I find myself most interested in Nathanael’s etchings, the drawing-like aesthetic that this process allows. The textures offered in his work bring to mind the dryness of the West, especially seen in the Colorado River Compact pieces. The show change, things out of our control in this representation of one of the most significant bodies of water in the country.
In his textile works, he often works in grids, piecing together fabrics, cyanotypes and screenprints to make the larger whole. his “Destruction Quilt” includes domestic patterns, images of gunfighters , texts and American symbolism. It’s an almost too-cozy look at the American West.

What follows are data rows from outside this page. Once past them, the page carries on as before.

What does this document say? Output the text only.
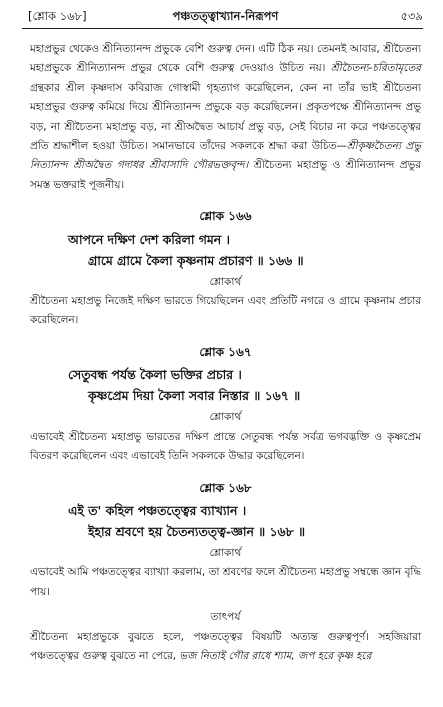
[শ্লোক ১৬৮]	পঞ্চতত্ত্বাখ্যান-নিরূপণ	৫৩৯

মহাপ্রভুর থেকেও শ্রীনিত্যানন্দ প্রভুকে বেশি গুরুত্ব দেন। এটি ঠিক নয়। তেমনই আবার, শ্রীচৈতন্য মহাপ্রভুকে শ্রীনিত্যানন্দ প্রভুর থেকে বেশি গুরুত্ব দেওয়াও উচিত নয়। শ্রীচৈতন্য-চরিতামৃতের গ্রন্থকার শ্রীল কৃষ্ণদাস কবিরাজ গোস্বামী গৃহত্যাগ করেছিলেন, কেন না তাঁর ভাই শ্রীচৈতন্য মহাপ্রভুর গুরুত্ব কমিয়ে দিয়ে শ্রীনিত্যানন্দ প্রভুকে বড় করেছিলেন। প্রকৃতপক্ষে শ্রীনিত্যানন্দ প্রভু বড়, না শ্রীচৈতন্য মহাপ্রভু বড়, না শ্রীঅদ্বৈত আচার্য প্রভু বড়, সেই বিচার না করে পঞ্চতত্ত্বের প্রতি শ্রদ্ধাশীল হওয়া উচিত। সমানভাবে তাঁদের সকলকে শ্রদ্ধা করা উচিত—শ্রীকৃষ্ণচৈতন্য প্রভু নিত্যানন্দ শ্রীঅদ্বৈত গদাধর শ্রীবাসাদি গৌরভক্তবৃন্দ। শ্রীচৈতন্য মহাপ্রভু ও শ্রীনিত্যানন্দ প্রভুর সমস্ত ভক্তরাই পূজনীয়।

শ্লোক ১৬৬
আপনে দক্ষিণ দেশ করিলা গমন ।
গ্রামে গ্রামে কৈলা কৃষ্ণনাম প্রচারণ ॥ ১৬৬ ॥
শ্লোকার্থ

শ্রীচৈতন্য মহাপ্রভু নিজেই দক্ষিণ ভারতে গিয়েছিলেন এবং প্রতিটি নগরে ও গ্রামে কৃষ্ণনাম প্রচার করেছিলেন।

শ্লোক ১৬৭
সেতুবন্ধ পর্যন্ত কৈলা ভক্তির প্রচার ।
কৃষ্ণপ্রেম দিয়া কৈলা সবার নিস্তার ॥ ১৬৭ ॥
শ্লোকার্থ

এভাবেই শ্রীচৈতন্য মহাপ্রভু ভারতের দক্ষিণ প্রান্তে সেতুবন্ধ পর্যন্ত সর্বত্র ভগবদ্ভক্তি ও কৃষ্ণপ্রেম বিতরণ করেছিলেন এবং এভাবেই তিনি সকলকে উদ্ধার করেছিলেন।

শ্লোক ১৬৮
এই ত' কহিল পঞ্চতত্ত্বের ব্যাখ্যান ।
ইহার শ্রবণে হয় চৈতন্যতত্ত্ব-জ্ঞান ॥ ১৬৮ ॥
শ্লোকার্থ

এভাবেই আমি পঞ্চতত্ত্বের ব্যাখ্যা করলাম, তা শ্রবণের ফলে শ্রীচৈতন্য মহাপ্রভু সম্বন্ধে জ্ঞান বৃদ্ধি পায়।

তাৎপর্য

শ্রীচৈতন্য মহাপ্রভুকে বুঝতে হলে, পঞ্চতত্ত্বের বিষয়টি অত্যন্ত গুরুত্বপূর্ণ। সহজিয়ারা পঞ্চতত্ত্বের গুরুত্ব বুঝতে না পেরে, ভজ নিতাই গৌর রাধে শ্যাম, জপ হরে কৃষ্ণ হরে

I’ve always loved textile works, especially those that utilize patterns and grids in the way Nathanael does. The motifs of the gunfighter, jackalope and American symbolism among these domestic substrates is fascinating to me and keeps me interested in the work.
Stefan Klamt
https://stefanklamt.com/
BIO (Abridged, full bio on his site): Stefan Klamt was born in 1974 and lives in Hamburg, Germany. In his visually clear pictures he explores his personal environment after these very changes and shows, sometimes only recognisable at second glance, the signals of a world in upheaval.
I’ve known of Stefan’s work for a while, I think the first time I saw his work was in my own curated zine Nothing is Interesting and Everything is Normal in 2019, a zine that looked at mundane photography as matter-of-fact, unapologetic normalcy.
For today, I looked at his series Sylt, about the northernmost island of Germany. The island is close enough to the mainland to be somewhat accessible, but also far enough out into the North Sea where erosion and land loss is a great concern, Stefan’s work on this island highlights this changing landscape, creating a vast view of a small island.
Many of these photos are wide shots, which when looking at Stefan’s other works, its a bit uncommon. Stefan has often gone for mid and close-up shots of his subjects but the wide views of Sylt make this work stand out more in his portfolio. For a fairly small island, these images create a vast portrait of this changing landscape.
There is an amount of traditional mindset in some of these photographs, utilizing very clean composition and attention to light. In a work like this that is so focused on the land, I feel that is one of the best things to do, call to mind photo history with a contemporary eye. Some of these photographs remind me of Cape Cod, with vast expanses of dunes and sea grass, but northern Germany being a much different climate to the bay of Cape Cod, it’s going to have some stark differences (also being on a different continent, but I’m not a geologist or meteorologist, so that side of things I’m less knowledgeable about. I just take pictures).
The work feels to be much like that zine I put together — very matter-of-fact in what this landscape is presently. Stefan finished this work in 2020 and has since continued with his focus on mundane scenery in Germany where he focuses on “the poetry of the everyday.”
Thanks for reading, I hope you all find some art that you enjoy through these. Things are getting busy over here with plenty of new work being made that I hope to share soon. See you in the next one.